There are about 800 million people in the world that don't have direct access to potable water. With the increasing droughts, these numbers may even start to rise, rather than fall. Israel is a perfect example of a technological advanced country that has ample experience in turning Seawater into Potable water through the process of Reverse Osmosis.
The figures are somewhat conflicting, but I'm going to build the "optimum" scenario : Most water for least amount of Energy. In 2010 they desalinated 329 million cubic meters at an "energy cost" of 2.5 KWh/Cubic Meter, if we multiply these numbers and convert them to Terawatt hours we get 0.82 TWh for 329 Million Cubic Meters of Desalinated Water..
This means that 1 million Cubic Meters of desalinated water requires 0.0025 TWh.

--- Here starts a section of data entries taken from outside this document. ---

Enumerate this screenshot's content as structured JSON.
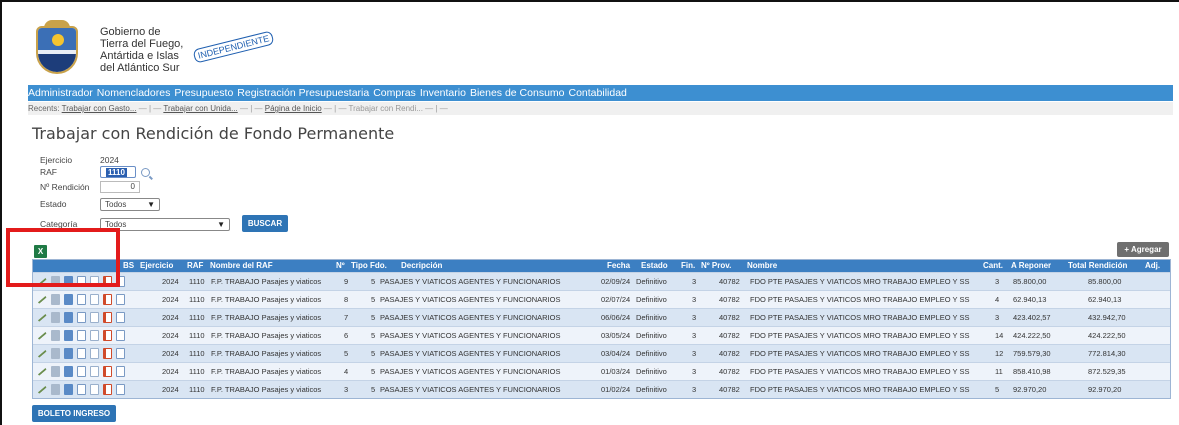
{
  "header": {
    "gov_lines": [
      "Gobierno de",
      "Tierra del Fuego,",
      "Antártida e Islas",
      "del Atlántico Sur"
    ],
    "stamp_text": "INDEPENDIENTE"
  },
  "menu": [
    "Administrador",
    "Nomencladores",
    "Presupuesto",
    "Registración Presupuestaria",
    "Compras",
    "Inventario",
    "Bienes de Consumo",
    "Contabilidad"
  ],
  "recents": {
    "label": "Recents:",
    "items": [
      "Trabajar con Gasto...",
      "Trabajar con Unida...",
      "Página de Inicio",
      "Trabajar con Rendi..."
    ]
  },
  "page_title": "Trabajar con Rendición de Fondo Permanente",
  "form": {
    "ejercicio_label": "Ejercicio",
    "ejercicio_value": "2024",
    "raf_label": "RAF",
    "raf_value": "1110",
    "rendicion_label": "Nº Rendición",
    "rendicion_value": "0",
    "estado_label": "Estado",
    "estado_value": "Todos",
    "categoria_label": "Categoría",
    "categoria_value": "Todos",
    "buscar_label": "BUSCAR"
  },
  "toolbar": {
    "agregar_label": "+ Agregar"
  },
  "table": {
    "headers": [
      "BS",
      "Ejercicio",
      "RAF",
      "Nombre del RAF",
      "Nº",
      "Tipo Fdo.",
      "Decripción",
      "Fecha",
      "Estado",
      "Fin.",
      "Nº Prov.",
      "Nombre",
      "Cant.",
      "A Reponer",
      "Total Rendición",
      "Adj."
    ],
    "rows": [
      {
        "ejercicio": "2024",
        "raf": "1110",
        "nombre_raf": "F.P. TRABAJO Pasajes y viaticos",
        "n": "9",
        "tipo": "5",
        "descripcion": "PASAJES Y VIATICOS AGENTES Y FUNCIONARIOS",
        "fecha": "02/09/24",
        "estado": "Definitivo",
        "fin": "3",
        "nprov": "40782",
        "nombre": "FDO PTE PASAJES Y VIATICOS MRO TRABAJO EMPLEO Y SS",
        "cant": "3",
        "reponer": "85.800,00",
        "total": "85.800,00"
      },
      {
        "ejercicio": "2024",
        "raf": "1110",
        "nombre_raf": "F.P. TRABAJO Pasajes y viaticos",
        "n": "8",
        "tipo": "5",
        "descripcion": "PASAJES Y VIATICOS AGENTES Y FUNCIONARIOS",
        "fecha": "02/07/24",
        "estado": "Definitivo",
        "fin": "3",
        "nprov": "40782",
        "nombre": "FDO PTE PASAJES Y VIATICOS MRO TRABAJO EMPLEO Y SS",
        "cant": "4",
        "reponer": "62.940,13",
        "total": "62.940,13"
      },
      {
        "ejercicio": "2024",
        "raf": "1110",
        "nombre_raf": "F.P. TRABAJO Pasajes y viaticos",
        "n": "7",
        "tipo": "5",
        "descripcion": "PASAJES Y VIATICOS AGENTES Y FUNCIONARIOS",
        "fecha": "06/06/24",
        "estado": "Definitivo",
        "fin": "3",
        "nprov": "40782",
        "nombre": "FDO PTE PASAJES Y VIATICOS MRO TRABAJO EMPLEO Y SS",
        "cant": "3",
        "reponer": "423.402,57",
        "total": "432.942,70"
      },
      {
        "ejercicio": "2024",
        "raf": "1110",
        "nombre_raf": "F.P. TRABAJO Pasajes y viaticos",
        "n": "6",
        "tipo": "5",
        "descripcion": "PASAJES Y VIATICOS AGENTES Y FUNCIONARIOS",
        "fecha": "03/05/24",
        "estado": "Definitivo",
        "fin": "3",
        "nprov": "40782",
        "nombre": "FDO PTE PASAJES Y VIATICOS MRO TRABAJO EMPLEO Y SS",
        "cant": "14",
        "reponer": "424.222,50",
        "total": "424.222,50"
      },
      {
        "ejercicio": "2024",
        "raf": "1110",
        "nombre_raf": "F.P. TRABAJO Pasajes y viaticos",
        "n": "5",
        "tipo": "5",
        "descripcion": "PASAJES Y VIATICOS AGENTES Y FUNCIONARIOS",
        "fecha": "03/04/24",
        "estado": "Definitivo",
        "fin": "3",
        "nprov": "40782",
        "nombre": "FDO PTE PASAJES Y VIATICOS MRO TRABAJO EMPLEO Y SS",
        "cant": "12",
        "reponer": "759.579,30",
        "total": "772.814,30"
      },
      {
        "ejercicio": "2024",
        "raf": "1110",
        "nombre_raf": "F.P. TRABAJO Pasajes y viaticos",
        "n": "4",
        "tipo": "5",
        "descripcion": "PASAJES Y VIATICOS AGENTES Y FUNCIONARIOS",
        "fecha": "01/03/24",
        "estado": "Definitivo",
        "fin": "3",
        "nprov": "40782",
        "nombre": "FDO PTE PASAJES Y VIATICOS MRO TRABAJO EMPLEO Y SS",
        "cant": "11",
        "reponer": "858.410,98",
        "total": "872.529,35"
      },
      {
        "ejercicio": "2024",
        "raf": "1110",
        "nombre_raf": "F.P. TRABAJO Pasajes y viaticos",
        "n": "3",
        "tipo": "5",
        "descripcion": "PASAJES Y VIATICOS AGENTES Y FUNCIONARIOS",
        "fecha": "01/02/24",
        "estado": "Definitivo",
        "fin": "3",
        "nprov": "40782",
        "nombre": "FDO PTE PASAJES Y VIATICOS MRO TRABAJO EMPLEO Y SS",
        "cant": "5",
        "reponer": "92.970,20",
        "total": "92.970,20"
      }
    ]
  },
  "footer": {
    "boleto_label": "BOLETO INGRESO"
  },
  "colors": {
    "menubar": "#3d8fd1",
    "table_header": "#3c7fc2",
    "button": "#2e74b5",
    "highlight_box": "#e31b1b"
  }
}
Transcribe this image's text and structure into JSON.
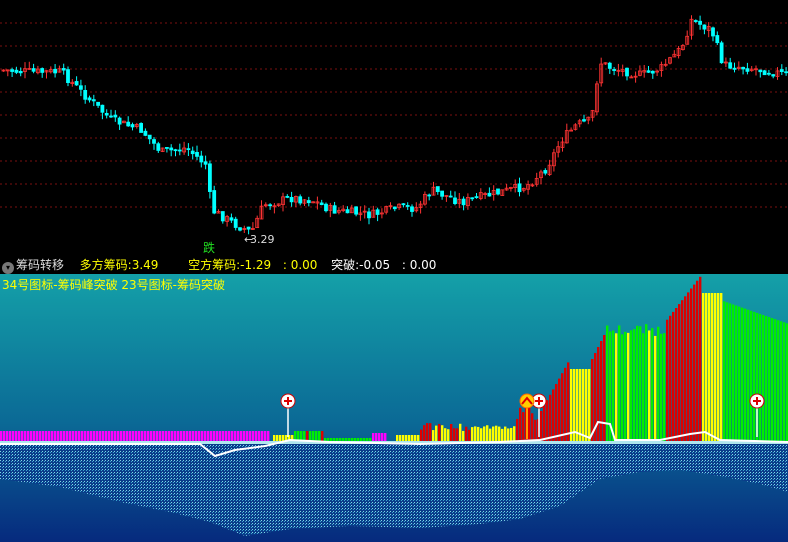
{
  "status": {
    "indicator_name": "筹码转移",
    "long_label": "多方筹码: ",
    "long_value": "3.49",
    "short_label": "空方筹码: ",
    "short_value": "-1.29",
    "short_extra": " : 0.00",
    "break_label": "突破: ",
    "break_value": "-0.05",
    "break_extra": " : 0.00"
  },
  "candle": {
    "low_label": "3.29",
    "fall_tag": "跌"
  },
  "indicator": {
    "title": "34号图标-筹码峰突破 23号图标-筹码突破"
  },
  "colors": {
    "up": "#ff3333",
    "down": "#00ffff",
    "grid": "#7a1010",
    "yellow": "#ffff00",
    "magenta": "#ff00ff",
    "green": "#00ee00",
    "red": "#dd0000",
    "white": "#ffffff",
    "panel_top": "#14a0a8",
    "panel_bottom": "#062a7e"
  }
}
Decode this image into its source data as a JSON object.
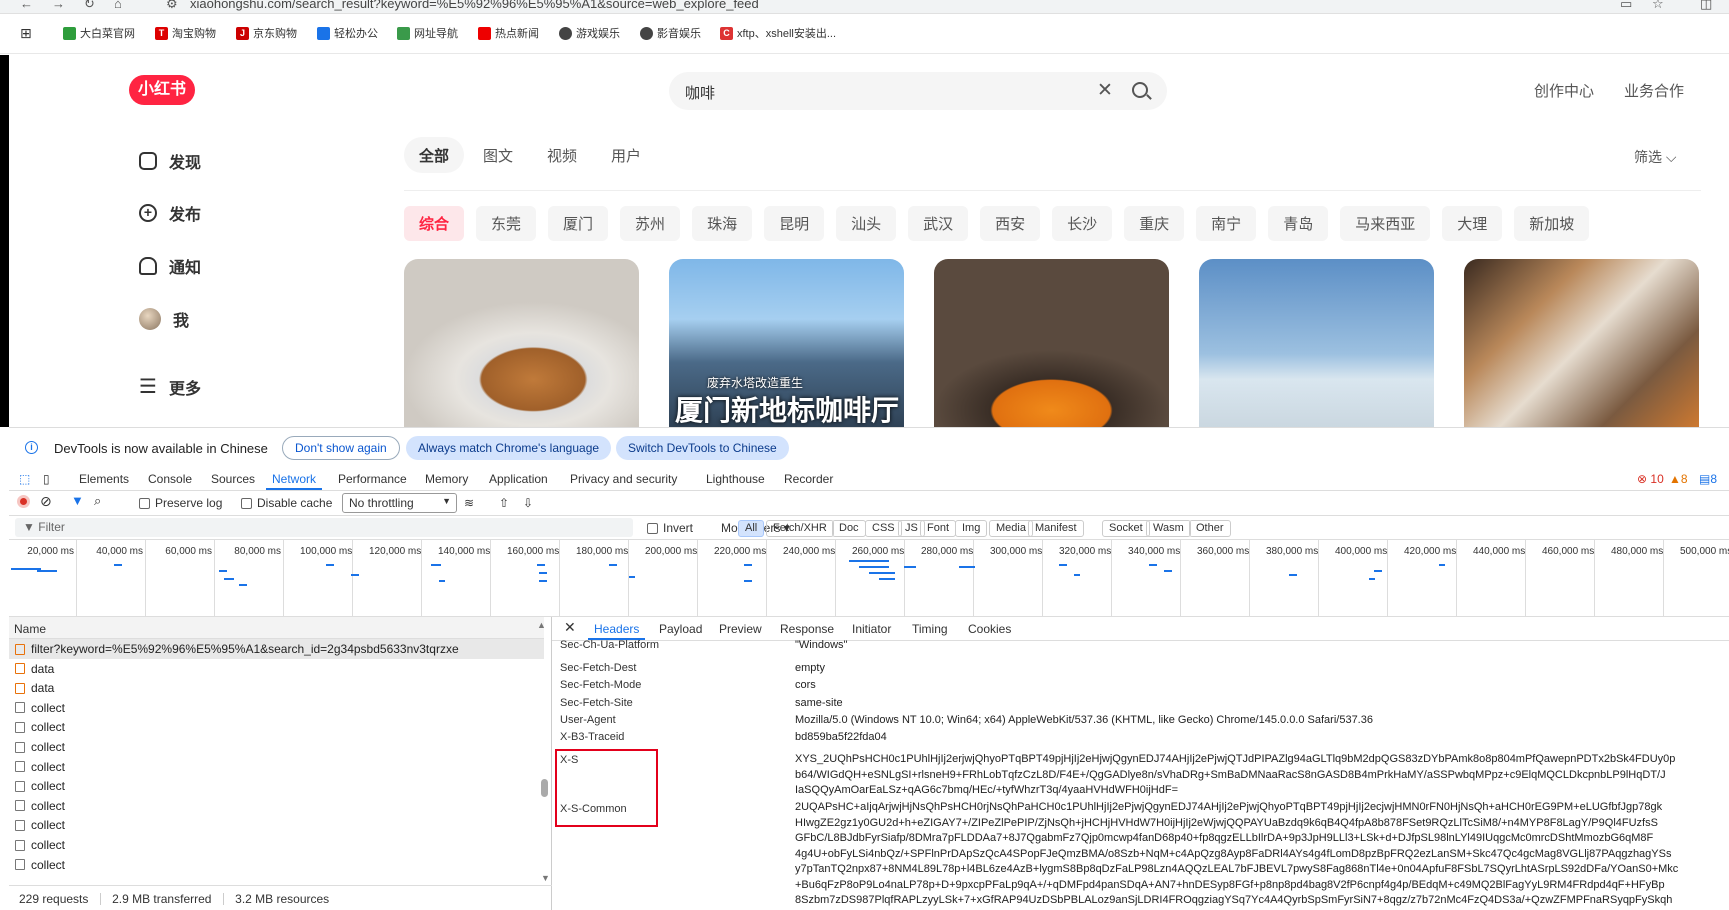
{
  "browser": {
    "url": "xiaohongshu.com/search_result?keyword=%E5%92%96%E5%95%A1&source=web_explore_feed",
    "bookmarks": [
      "大白菜官网",
      "淘宝购物",
      "京东购物",
      "轻松办公",
      "网址导航",
      "热点新闻",
      "游戏娱乐",
      "影音娱乐",
      "xftp、xshell安装出..."
    ]
  },
  "site": {
    "logo": "小红书",
    "search_query": "咖啡",
    "header_links": [
      "创作中心",
      "业务合作"
    ],
    "sidebar": [
      {
        "label": "发现",
        "icon": "home-icon"
      },
      {
        "label": "发布",
        "icon": "plus-icon"
      },
      {
        "label": "通知",
        "icon": "bell-icon"
      },
      {
        "label": "我",
        "icon": "avatar"
      },
      {
        "label": "更多",
        "icon": "menu-icon"
      }
    ],
    "tabs": [
      "全部",
      "图文",
      "视频",
      "用户"
    ],
    "filter_label": "筛选",
    "chips": [
      "综合",
      "东莞",
      "厦门",
      "苏州",
      "珠海",
      "昆明",
      "汕头",
      "武汉",
      "西安",
      "长沙",
      "重庆",
      "南宁",
      "青岛",
      "马来西亚",
      "大理",
      "新加坡"
    ],
    "card2_caption": "厦门新地标咖啡厅",
    "card2_subcaption": "废弃水塔改造重生"
  },
  "devtools": {
    "infobar_text": "DevTools is now available in Chinese",
    "infobar_buttons": [
      "Don't show again",
      "Always match Chrome's language",
      "Switch DevTools to Chinese"
    ],
    "panel_tabs": [
      "Elements",
      "Console",
      "Sources",
      "Network",
      "Performance",
      "Memory",
      "Application",
      "Privacy and security",
      "Lighthouse",
      "Recorder"
    ],
    "active_panel": "Network",
    "counts": {
      "errors": "10",
      "warnings": "8",
      "messages": "8"
    },
    "toolbar": {
      "preserve_log": "Preserve log",
      "disable_cache": "Disable cache",
      "throttling": "No throttling"
    },
    "filter": {
      "placeholder": "Filter",
      "invert": "Invert",
      "more_filters": "More filters"
    },
    "type_filters": [
      "All",
      "Fetch/XHR",
      "Doc",
      "CSS",
      "JS",
      "Font",
      "Img",
      "Media",
      "Manifest",
      "Socket",
      "Wasm",
      "Other"
    ],
    "timeline_ticks": [
      "20,000 ms",
      "40,000 ms",
      "60,000 ms",
      "80,000 ms",
      "100,000 ms",
      "120,000 ms",
      "140,000 ms",
      "160,000 ms",
      "180,000 ms",
      "200,000 ms",
      "220,000 ms",
      "240,000 ms",
      "260,000 ms",
      "280,000 ms",
      "300,000 ms",
      "320,000 ms",
      "340,000 ms",
      "360,000 ms",
      "380,000 ms",
      "400,000 ms",
      "420,000 ms",
      "440,000 ms",
      "460,000 ms",
      "480,000 ms",
      "500,000 ms"
    ],
    "name_header": "Name",
    "requests": [
      {
        "name": "filter?keyword=%E5%92%96%E5%95%A1&search_id=2g34psbd5633nv3tqrzxe",
        "type": "xhr",
        "selected": true
      },
      {
        "name": "data",
        "type": "xhr"
      },
      {
        "name": "data",
        "type": "xhr"
      },
      {
        "name": "collect",
        "type": "doc"
      },
      {
        "name": "collect",
        "type": "doc"
      },
      {
        "name": "collect",
        "type": "doc"
      },
      {
        "name": "collect",
        "type": "doc"
      },
      {
        "name": "collect",
        "type": "doc"
      },
      {
        "name": "collect",
        "type": "doc"
      },
      {
        "name": "collect",
        "type": "doc"
      },
      {
        "name": "collect",
        "type": "doc"
      },
      {
        "name": "collect",
        "type": "doc"
      }
    ],
    "status": {
      "requests": "229 requests",
      "transferred": "2.9 MB transferred",
      "resources": "3.2 MB resources"
    },
    "detail_tabs": [
      "Headers",
      "Payload",
      "Preview",
      "Response",
      "Initiator",
      "Timing",
      "Cookies"
    ],
    "headers": [
      {
        "key": "Sec-Ch-Ua-Platform",
        "value": "\"Windows\""
      },
      {
        "key": "Sec-Fetch-Dest",
        "value": "empty"
      },
      {
        "key": "Sec-Fetch-Mode",
        "value": "cors"
      },
      {
        "key": "Sec-Fetch-Site",
        "value": "same-site"
      },
      {
        "key": "User-Agent",
        "value": "Mozilla/5.0 (Windows NT 10.0; Win64; x64) AppleWebKit/537.36 (KHTML, like Gecko) Chrome/145.0.0.0 Safari/537.36"
      },
      {
        "key": "X-B3-Traceid",
        "value": "bd859ba5f22fda04"
      }
    ],
    "xs_key": "X-S",
    "xs_lines": [
      "XYS_2UQhPsHCH0c1PUhlHjIj2erjwjQhyoPTqBPT49pjHjIj2eHjwjQgynEDJ74AHjIj2ePjwjQTJdPIPAZlg94aGLTlq9bM2dpQGS83zDYbPAmk8o8p804mPfQawepnPDTx2bSk4FDUy0p",
      "b64/WIGdQH+eSNLgSI+rlsneH9+FRhLobTqfzCzL8D/F4E+/QgGADlye8n/sVhaDRg+SmBaDMNaaRacS8nGASD8B4mPrkHaMY/aSSPwbqMPpz+c9ElqMQCLDkcpnbLP9lHqDT/J",
      "IaSQQyAmOarEaLSz+qAG6c7bmq/HEc/+tyfWhzrT3q/4yaaHVHdWFH0ijHdF="
    ],
    "xsc_key": "X-S-Common",
    "xsc_lines": [
      "2UQAPsHC+aIjqArjwjHjNsQhPsHCH0rjNsQhPaHCH0c1PUhlHjIj2ePjwjQgynEDJ74AHjIj2ePjwjQhyoPTqBPT49pjHjIj2ecjwjHMN0rFN0HjNsQh+aHCH0rEG9PM+eLUGfbfJgp78gk",
      "HIwgZE2gz1y0GU2d+h+eZIGAY7+/ZIPeZlPePIP/ZjNsQh+jHCHjHVHdW7H0ijHjIj2eWjwjQQPAYUaBzdq9k6qB4Q4fpA8b878FSet9RQzLlTcSiM8/+n4MYP8F8LagY/P9Ql4FUzfsS",
      "GFbC/L8BJdbFyrSiafp/8DMra7pFLDDAa7+8J7QgabmFz7Qjp0mcwp4fanD68p40+fp8qgzELLbIlrDA+9p3JpH9LLl3+LSk+d+DJfpSL98lnLYl49IUqgcMc0mrcDShtMmozbG6qM8F",
      "4g4U+obFyLSi4nbQz/+SPFlnPrDApSzQcA4SPopFJeQmzBMA/o8Szb+NqM+c4ApQzg8Ayp8FaDRl4AYs4g4fLomD8pzBpFRQ2ezLanSM+Skc47Qc4gcMag8VGLlj87PAqgzhagYSs",
      "y7pTanTQ2npx87+8NM4L89L78p+l4BL6ze4AzB+lygmS8Bp8qDzFaLP98Lzn4AQQzLEAL7bFJBEVL7pwyS8Fag868nTl4e+0n04ApfuF8FSbL7SQyrLhtASrpLS92dDFa/YOanS0+Mkc",
      "+Bu6qFzP8oP9Lo4naLP78p+D+9pxcpPFaLp9qA+/+qDMFpd4panSDqA+AN7+hnDESyp8FGf+p8np8pd4bag8V2fP6cnpf4g4p/BEdqM+c49MQ2BlFagYyL9RM4FRdpd4qF+HFyBp",
      "8Szbm7zDS987PlqfRAPLzyyLSk+7+xGfRAP94UzDSbPBLALoz9anSjLDRI4FROqgziagYSq7Yc4A4QyrbSpSmFyrSiN7+8qgz/z7b72nMc4FzQ4DS3a/+QzwZFMPFnaRSyqpFySkqh"
    ]
  }
}
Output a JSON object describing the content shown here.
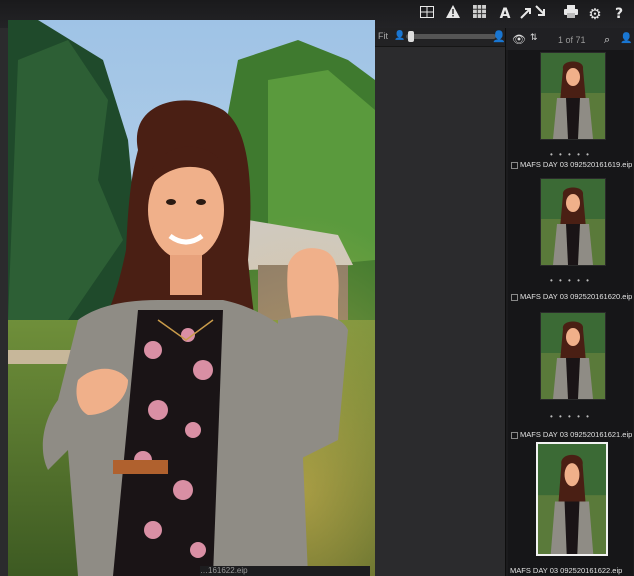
{
  "toolbar": {
    "icons": [
      "grid-view-icon",
      "warning-icon",
      "grid-icon",
      "text-icon",
      "move-icon",
      "print-icon",
      "gear-icon",
      "help-icon"
    ],
    "help_glyph": "?",
    "text_glyph": "A"
  },
  "viewer": {
    "fit_label": "Fit"
  },
  "filmstrip": {
    "counter": "1 of 71",
    "thumbnails": [
      {
        "name": "MAFS DAY 03 092520161619.eip",
        "selected": false
      },
      {
        "name": "MAFS DAY 03 092520161620.eip",
        "selected": false
      },
      {
        "name": "MAFS DAY 03 092520161621.eip",
        "selected": false
      },
      {
        "name": "MAFS DAY 03 092520161622.eip",
        "selected": true
      }
    ]
  },
  "status": {
    "bottom_filename": "…161622.eip"
  },
  "colors": {
    "accent": "#f2f2f2",
    "background": "#202022"
  }
}
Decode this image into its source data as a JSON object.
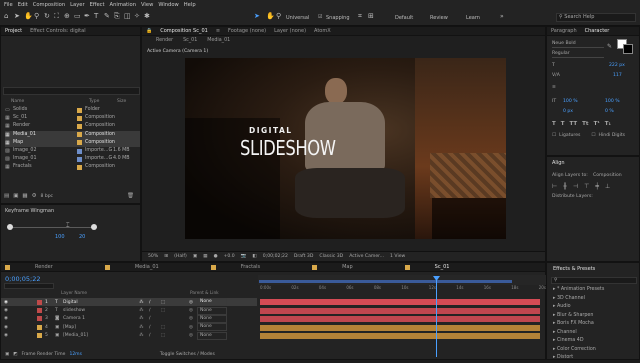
{
  "menu": [
    "File",
    "Edit",
    "Composition",
    "Layer",
    "Effect",
    "Animation",
    "View",
    "Window",
    "Help"
  ],
  "toolbar": {
    "universal": "Universal",
    "snapping": "Snapping",
    "workspaces": [
      "Default",
      "Review",
      "Learn"
    ],
    "search_placeholder": "Search Help"
  },
  "project": {
    "tab": "Project",
    "effect_controls": "Effect Controls: digital",
    "columns": {
      "name": "Name",
      "type": "Type",
      "size": "Size"
    },
    "items": [
      {
        "name": "Solids",
        "type": "Folder",
        "size": "",
        "color": "#d9a94a"
      },
      {
        "name": "Sc_01",
        "type": "Composition",
        "size": "",
        "color": "#d9a94a"
      },
      {
        "name": "Render",
        "type": "Composition",
        "size": "",
        "color": "#d9a94a"
      },
      {
        "name": "Media_01",
        "type": "Composition",
        "size": "",
        "color": "#d9a94a"
      },
      {
        "name": "Map",
        "type": "Composition",
        "size": "",
        "color": "#d9a94a"
      },
      {
        "name": "Image_02",
        "type": "Importe...G",
        "size": "1.6 MB",
        "color": "#6e8ec9"
      },
      {
        "name": "Image_01",
        "type": "Importe...G",
        "size": "4.0 MB",
        "color": "#6e8ec9"
      },
      {
        "name": "Fractals",
        "type": "Composition",
        "size": "",
        "color": "#d9a94a"
      }
    ],
    "bpc": "8 bpc"
  },
  "wingman": {
    "title": "Keyframe Wingman",
    "value_a": "100",
    "value_b": "20"
  },
  "comp_panel": {
    "tab": "Composition Sc_01",
    "footage": "Footage (none)",
    "layer": "Layer (none)",
    "atomx": "AtomX",
    "breadcrumbs": [
      "Render",
      "Sc_01",
      "Media_01"
    ],
    "camera_label": "Active Camera (Camera 1)",
    "title_small": "DIGITAL",
    "title_big": "SLIDESHOW"
  },
  "viewer_bar": {
    "zoom": "50%",
    "res": "(Half)",
    "exposure": "+0.0",
    "time": "0;00;02;22",
    "draft": "Draft 3D",
    "renderer": "Classic 3D",
    "camera": "Active Camer...",
    "views": "1 View"
  },
  "character": {
    "tabs": [
      "Paragraph",
      "Character"
    ],
    "font": "Neue Bold",
    "style": "Regular",
    "size": "222 px",
    "leading": "117",
    "tracking_v": "100 %",
    "tracking_h": "100 %",
    "baseline": "0 px",
    "percent": "0 %",
    "ligatures": "Ligatures",
    "hindi": "Hindi Digits"
  },
  "align": {
    "title": "Align",
    "align_to_label": "Align Layers to:",
    "align_to": "Composition",
    "distribute": "Distribute Layers:"
  },
  "timeline": {
    "tabs": [
      {
        "name": "Render",
        "color": "#d9a94a"
      },
      {
        "name": "Media_01",
        "color": "#d9a94a"
      },
      {
        "name": "Fractals",
        "color": "#d9a94a"
      },
      {
        "name": "Map",
        "color": "#d9a94a"
      },
      {
        "name": "Sc_01",
        "color": "#d9a94a"
      }
    ],
    "timecode": "0;00;05;22",
    "col_layer": "Layer Name",
    "col_parent": "Parent & Link",
    "layers": [
      {
        "num": "1",
        "name": "Digital",
        "parent": "None",
        "color": "#c04a4a",
        "bar": "#d44b55"
      },
      {
        "num": "2",
        "name": "slideshow",
        "parent": "None",
        "color": "#c04a4a",
        "bar": "#d44b55"
      },
      {
        "num": "3",
        "name": "Camera 1",
        "parent": "None",
        "color": "#c04a4a",
        "bar": "#d44b55"
      },
      {
        "num": "4",
        "name": "[Map]",
        "parent": "None",
        "color": "#d9a94a",
        "bar": "#c8903a"
      },
      {
        "num": "5",
        "name": "[Media_01]",
        "parent": "None",
        "color": "#d9a94a",
        "bar": "#c8903a"
      }
    ],
    "ruler": [
      "0:00s",
      "02s",
      "04s",
      "06s",
      "08s",
      "10s",
      "12s",
      "14s",
      "16s",
      "18s",
      "20s"
    ],
    "footer_time": "Frame Render Time",
    "render_ms": "12ms",
    "toggle": "Toggle Switches / Modes"
  },
  "effects": {
    "title": "Effects & Presets",
    "search_placeholder": "",
    "items": [
      "* Animation Presets",
      "3D Channel",
      "Audio",
      "Blur & Sharpen",
      "Boris FX Mocha",
      "Channel",
      "Cinema 4D",
      "Color Correction",
      "Distort"
    ]
  }
}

Consider this the numbers in this link
This website states that the minimum daily water requirements per person is 50 liters. This is to prepare food, Hygiene, flushing the toilet, etc. This comes down to 18.250 liters per person per year or 18.25 Cubic Meters. IF these people already have access to 20 liters of water a day, they need another 30 liters a day or 10.950 Liters a year or 10,95 Cubic Meters annually.
Let's do the math for a Billion people : 10.95 * 1.000.000.000 = 10.950.000.000 Cubic Meters Required Annually.
10.950.000.000 Cubic Meters / 1.000.000 = 10.950 * 0.0025 TWh = 27,375 TWh
In the UN scenario we would only need 27 TWh to provide 30 liters extra a day to 1 billion people.
I'm still very sceptical about these numbers, 27 Terawatt hours is equivalent to roughly 4 1000MW installations that run at a capacity factor of 90% . If that's all, why aren't we building them?
Can anyone point me to something I've overlooked?